À propos de cette édition

Éditeur
Triptyque
Genre
Fantastique
Longueur
Recueil
Format
Livre
Pagination
106
Lieu
Montréal
Année de parution
1987
Support
Papier

Commentaires

Figures du temps est le sixième livre de Bibeau, un nouveau recueil de ses textes courts. Qu’on se rappelle qu’il avait commencé sa carrière d’écrivain en publiant, entre 1970 et 1980, quatre romans, quoique Fréquences interdites, le dernier en date, fusse plutôt un recueil de deux novellas. Depuis ce titre, Bibeau s’est tourné résolument vers la nouvelle, à preuve ses deux dernières parutions, La Tour foudroyée – voir L’ASSFQ 1985 et ce recueil dont nous parlerons ici.

Assemblage de six nouvelles inédites ou parues dans la revue littéraire Mœbius, Figures du temps continue l’exploration entreprise depuis bientôt deux décades par l’auteur. Encore une fois, ses textes tournent autour du mythe chrétien, de la morbidité, de la cruauté et de la sordidité qui peuvent s’y rattacher. Ses personnages, louvoyant continuellement dans ce pentagone maudit du centre de Montréal dont le point central pourrait se trouver non loin de l’angle des rues Saint-Denis et Sainte-Catherine, se trouvent continuellement confrontés au Malin et à ses œuvres. Face à cette intrusion du Mal dans la société québécoise, ils s’inquiètent, réagissent, se débattent, quoique en pure perte. Le Mal est incrusté depuis trop longtemps, semble nous dire l’auteur, rien ne peut plus le déloger. Pire, le voilà qui prend de l’assurance, qui dévoile de plus en plus ouvertement sa face vérolée et abjecte, qui injecte son venin dans la tête des pauvres citoyens sans défense de ce monde pourri.

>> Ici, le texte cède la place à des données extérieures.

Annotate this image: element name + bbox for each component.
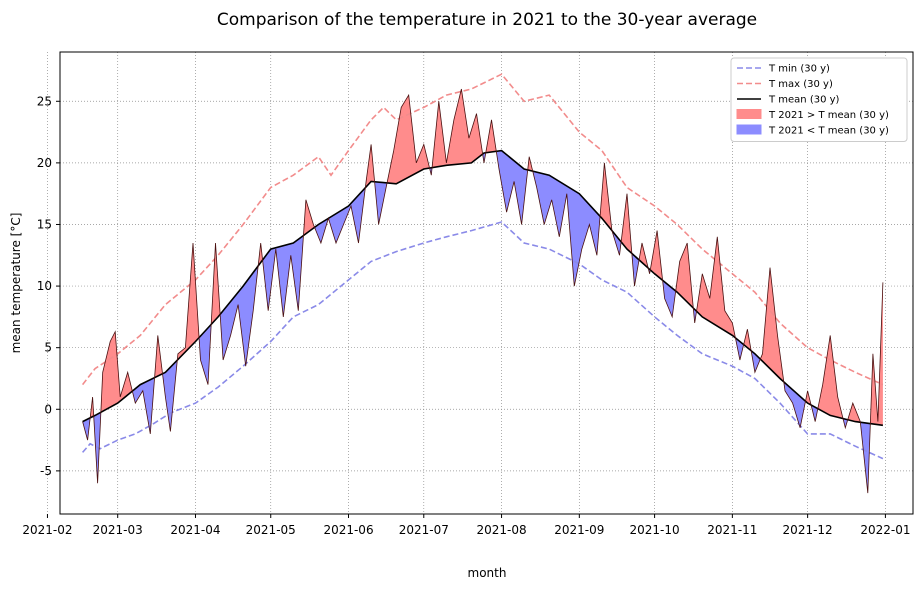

Dans ce climat d’apocalypse où les prophéties ont beau jeu à se manifester ouvertement, l’auteur fait figure d’ethnologue, promenant son personnage de voyeur, de recenseur blasé qui semble nous dire, de par son stoïcisme, que lui, il y a longtemps qu’il a compris, qu’il ne paniquera pas quand la terreur s’abattra sur tous. Délaissant d’ailleurs pour une fois l’anonymat, Bibeau se met lui-même en scène, suivant pas à pas l’étrange clochard de « Il était un roi… » Mais le lecteur n’est pas dupe et il a reconnu l’auteur dans son personnage scrutateur des autres textes.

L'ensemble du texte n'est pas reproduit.